Saudi Arabia sees surge in hospitality developments

New 'Land Vacant Law' prevents land owners to leave land undeveloped, prompting activity across the country
Saudi Arabia sees surge in hospitality developments
Saudi Arabia is witnessing a rise in developments, mainly on the hospitality front. (AFP/Getty Images)
By Nikhil Pereira
Mon 13 Feb 2017 02:01 PM

Saudi Arabia has witnessed a surge in hospitality developments following the drop in oil prices a little over 12 months ago, experts at the Gulf and Indian Ocean Hotel Investors’ summit said.

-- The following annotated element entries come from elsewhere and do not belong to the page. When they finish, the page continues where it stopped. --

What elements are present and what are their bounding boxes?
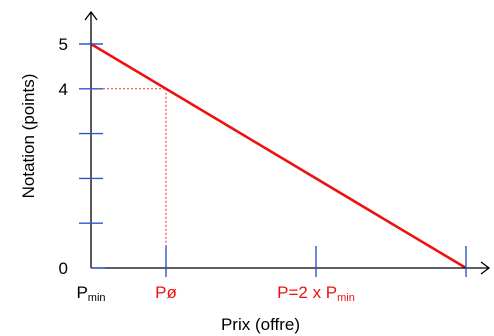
x-tick-label-2: P=2 x Pmin	[277, 283, 355, 304]
x-tick-label-0: Pmin	[76, 283, 105, 304]
y-tick-label-4: 4	[59, 80, 68, 99]
tick-labels: 0 4 5 Pmin Pø P=2 x Pmin	[59, 35, 355, 304]
axis-ticks	[79, 43, 467, 277]
series-line-0	[90, 42, 467, 270]
y-axis-arrow	[84, 10, 98, 21]
y-axis-title: Notation (points)	[19, 74, 38, 199]
y-tick-label-0: 0	[59, 259, 68, 278]
x-axis-arrow	[480, 261, 491, 275]
axes	[84, 10, 491, 275]
series-layer	[90, 42, 467, 270]
y-tick-label-5: 5	[59, 35, 68, 54]
reference-guides	[91, 88, 167, 268]
x-tick-label-1: Pø	[155, 283, 177, 302]
x-axis-title: Prix (offre)	[221, 315, 300, 334]
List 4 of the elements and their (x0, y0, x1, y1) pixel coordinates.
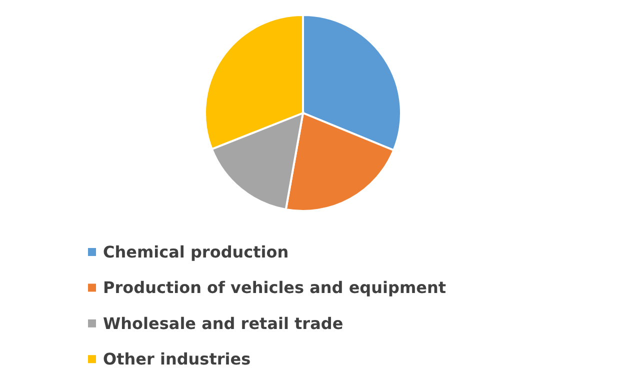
legend-label: Wholesale and retail trade (103, 314, 344, 333)
legend-label: Chemical production (103, 242, 289, 262)
legend-label: Production of vehicles and equipment (103, 278, 446, 298)
legend-label: Other industries (103, 350, 251, 369)
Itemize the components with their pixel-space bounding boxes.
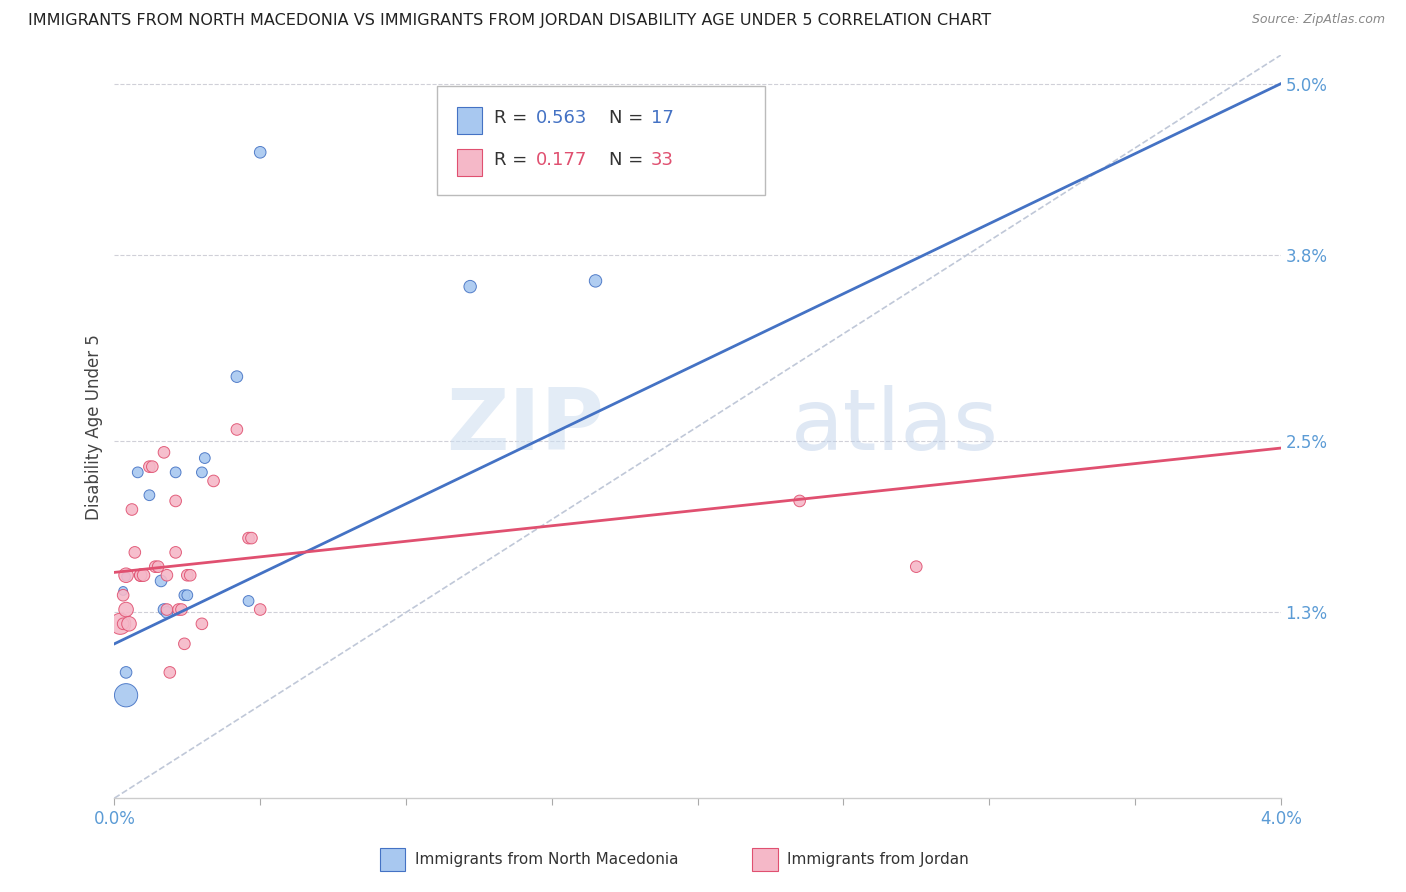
Point <box>115 568 138 582</box>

“There has been a lot of domestic development than international development with new projects. And we are seeing this across the entire country; historically [developments] were strong in Jeddah, Riyadh and the Holy Cities,” an industry stakeholder said at a roundtable discussion, according to a report by Hotelier Middle East.

Defining the term ‘domestic development’ Hyatt Hotels VP acquisitions and development Peter Penev said: “A lot of people are focussing on developing hotels and looking at opportunities in hospitality over the past 24 months. Historically investors considered developments in Saudi, but then went ahead with investing in the UAE and Europe instead.”

Penev also said that ever since the ‘crisis’ people have started looking ‘inward’ and investment opportunities within have hence been on the up. The plummeting costs of construction has also made it lucrative to develop real-estate in Saudi Arabia, experts divulged.

“Apart from construction costs, the government recently introduced a fee on vacant land,” said Riyada International Hotels and Resorts founder and managing director Mohammad Al Amir.

“In the past there were no penalties for just having a piece of land in the middle of the city. [People would] leave it vacant, let it appreciate and then sell it off. But a decision was made late last year to impose fees if you simply hold on to it, and do not develop any anything there,” Al Amir said informing delegates that the amount to be paid in penalties is 2.5% of the land’s evaluation.

He also said that the rule, to begin with, applies to land that is 10,000 m2 and more in area. “At the second stage it will be applied to sub-10,000 m2,” he added indicating the rule has left land lords with no other option than to start developing on it.